30 PSI in 42 strokes seems like too much work to me...


----------



## rockhop (Mar 22, 2006)

160 psi analog gauges on a MTB pump are as useful as tits on a nun. Is that 28? 31? I don't know.


----------



## eb1888 (Jan 27, 2012)

The JoeBlow Mountain was the pump capacity. 713cc per stroke. 
Now the Dualie is a 713cc Mountain with two gauges. One reads 0-30 in half pound increments. The second takes over at 35-75. This is the floor pump for wider tires and lower pressures.


----------



## DPeper (Jan 24, 2013)

Topeak JoeBlow FAT is the easy win for Mountain bike use. Huge guage with pressures marked up to 30psi. Plus you get the larger volume of a fat bike pump. Quick and fits both presta and schrader. $42 on most interweb suppliers. It's AMERICA ...yes you can spend more to get more!


----------



## unikid28 (Oct 11, 2017)

If you are running tubeless MTB and like to do other things beyond pumping up tires I think the following setup gives you a versatile solution at about the same price point as some of these single purpose high-end floor pumps:

1. Get a cheap oil-free air compressor to seat your tires. Plus you can use it for many other projects around the house (car tires, light nailing, etc.) There are deals all the time at Harbor Freight, Home Depot, etc.

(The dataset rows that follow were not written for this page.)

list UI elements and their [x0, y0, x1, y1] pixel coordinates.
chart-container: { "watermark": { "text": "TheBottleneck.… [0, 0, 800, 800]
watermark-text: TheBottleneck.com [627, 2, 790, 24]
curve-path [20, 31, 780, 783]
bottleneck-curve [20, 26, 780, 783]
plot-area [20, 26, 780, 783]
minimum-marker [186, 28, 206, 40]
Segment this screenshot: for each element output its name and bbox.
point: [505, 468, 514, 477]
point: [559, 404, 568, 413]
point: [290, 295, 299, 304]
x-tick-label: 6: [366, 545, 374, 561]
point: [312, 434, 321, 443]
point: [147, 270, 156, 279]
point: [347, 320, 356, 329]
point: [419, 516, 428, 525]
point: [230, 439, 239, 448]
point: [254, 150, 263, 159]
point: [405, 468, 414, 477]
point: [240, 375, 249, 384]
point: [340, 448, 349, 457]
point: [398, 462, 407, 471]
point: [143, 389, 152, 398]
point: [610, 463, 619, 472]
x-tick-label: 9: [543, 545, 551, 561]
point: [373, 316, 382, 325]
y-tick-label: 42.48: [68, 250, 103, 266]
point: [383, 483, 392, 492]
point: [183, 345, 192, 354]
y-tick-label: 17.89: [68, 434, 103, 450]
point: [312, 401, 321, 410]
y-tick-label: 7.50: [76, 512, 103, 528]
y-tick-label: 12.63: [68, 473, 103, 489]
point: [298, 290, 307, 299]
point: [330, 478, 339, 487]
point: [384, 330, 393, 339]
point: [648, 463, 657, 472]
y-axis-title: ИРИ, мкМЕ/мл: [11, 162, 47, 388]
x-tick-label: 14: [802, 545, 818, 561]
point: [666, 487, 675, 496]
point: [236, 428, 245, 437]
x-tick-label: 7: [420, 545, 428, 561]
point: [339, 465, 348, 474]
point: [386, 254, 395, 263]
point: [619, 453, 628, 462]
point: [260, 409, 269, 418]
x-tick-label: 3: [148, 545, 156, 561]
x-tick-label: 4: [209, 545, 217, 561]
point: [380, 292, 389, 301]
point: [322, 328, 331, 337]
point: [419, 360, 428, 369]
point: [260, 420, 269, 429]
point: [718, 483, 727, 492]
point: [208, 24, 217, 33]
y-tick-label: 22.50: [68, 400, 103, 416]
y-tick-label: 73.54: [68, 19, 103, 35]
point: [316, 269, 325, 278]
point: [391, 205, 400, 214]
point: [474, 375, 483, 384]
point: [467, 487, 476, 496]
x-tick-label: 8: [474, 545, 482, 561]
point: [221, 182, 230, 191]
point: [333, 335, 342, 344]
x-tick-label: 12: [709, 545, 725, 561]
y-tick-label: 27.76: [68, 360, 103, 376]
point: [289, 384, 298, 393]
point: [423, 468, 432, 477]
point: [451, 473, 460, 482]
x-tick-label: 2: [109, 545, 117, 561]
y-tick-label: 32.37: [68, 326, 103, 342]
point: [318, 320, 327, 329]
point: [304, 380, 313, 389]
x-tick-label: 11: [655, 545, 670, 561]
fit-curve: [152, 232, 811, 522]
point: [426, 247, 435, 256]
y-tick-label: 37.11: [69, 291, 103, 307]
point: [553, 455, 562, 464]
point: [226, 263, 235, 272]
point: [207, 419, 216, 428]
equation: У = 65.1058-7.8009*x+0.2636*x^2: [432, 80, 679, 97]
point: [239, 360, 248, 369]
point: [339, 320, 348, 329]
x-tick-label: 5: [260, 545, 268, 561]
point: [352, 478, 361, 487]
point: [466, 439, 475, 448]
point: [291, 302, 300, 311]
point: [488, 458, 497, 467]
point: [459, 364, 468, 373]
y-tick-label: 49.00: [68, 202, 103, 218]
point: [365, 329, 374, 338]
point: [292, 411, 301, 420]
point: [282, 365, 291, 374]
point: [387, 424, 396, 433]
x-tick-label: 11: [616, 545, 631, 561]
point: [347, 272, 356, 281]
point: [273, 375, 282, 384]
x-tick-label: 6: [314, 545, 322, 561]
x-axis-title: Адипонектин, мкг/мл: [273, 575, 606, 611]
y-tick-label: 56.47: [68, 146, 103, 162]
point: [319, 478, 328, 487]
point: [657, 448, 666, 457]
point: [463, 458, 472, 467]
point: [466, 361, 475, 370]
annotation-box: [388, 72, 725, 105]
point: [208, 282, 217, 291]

2. Get a cheap floor pump with Presta/Schrader head on it. I still use a $20 Zefal Sport-G I bought at Walmart many years ago when on vacation in Tahoe expecting it to break by the time I got back. But it has been rock solid and outlasted many other pumps I have thrown away. Gauge accuracy? Who cares? Just pump up the tires until the gauge reads a couple pounds higher than your target pressure (see #3)

3. Get the Topeak D2 Smart Head handheld digital gauge as mentioned above ($25 if you shop around). It has a bleed button you can use while the head is on the valve (just hit the power button twice to enable) to drop the pressure exactly to the setting you want. It is small enough to carry in your bag on the trail if you are that curious to know about pressure. Plus I use it on my forks and shocks too. Very handy tool on its own.


----------



## unikid28 (Oct 11, 2017)

Correction: you don't hit the power button twice. Instead you press the "Tune" button after turning the unit on. This enables the display to automatically adjust while you let air out of the tire.


----------



## Jeff47 (Oct 3, 2020)

Great idea for the article, complete fail in execution. The #1 fat tire pump is rated to 220PSI? Where are the numbers on chamber volume, comparative # of pumps to fill, all the stuff talked about that would let a reader make a more informed decision based on their own needs?


----------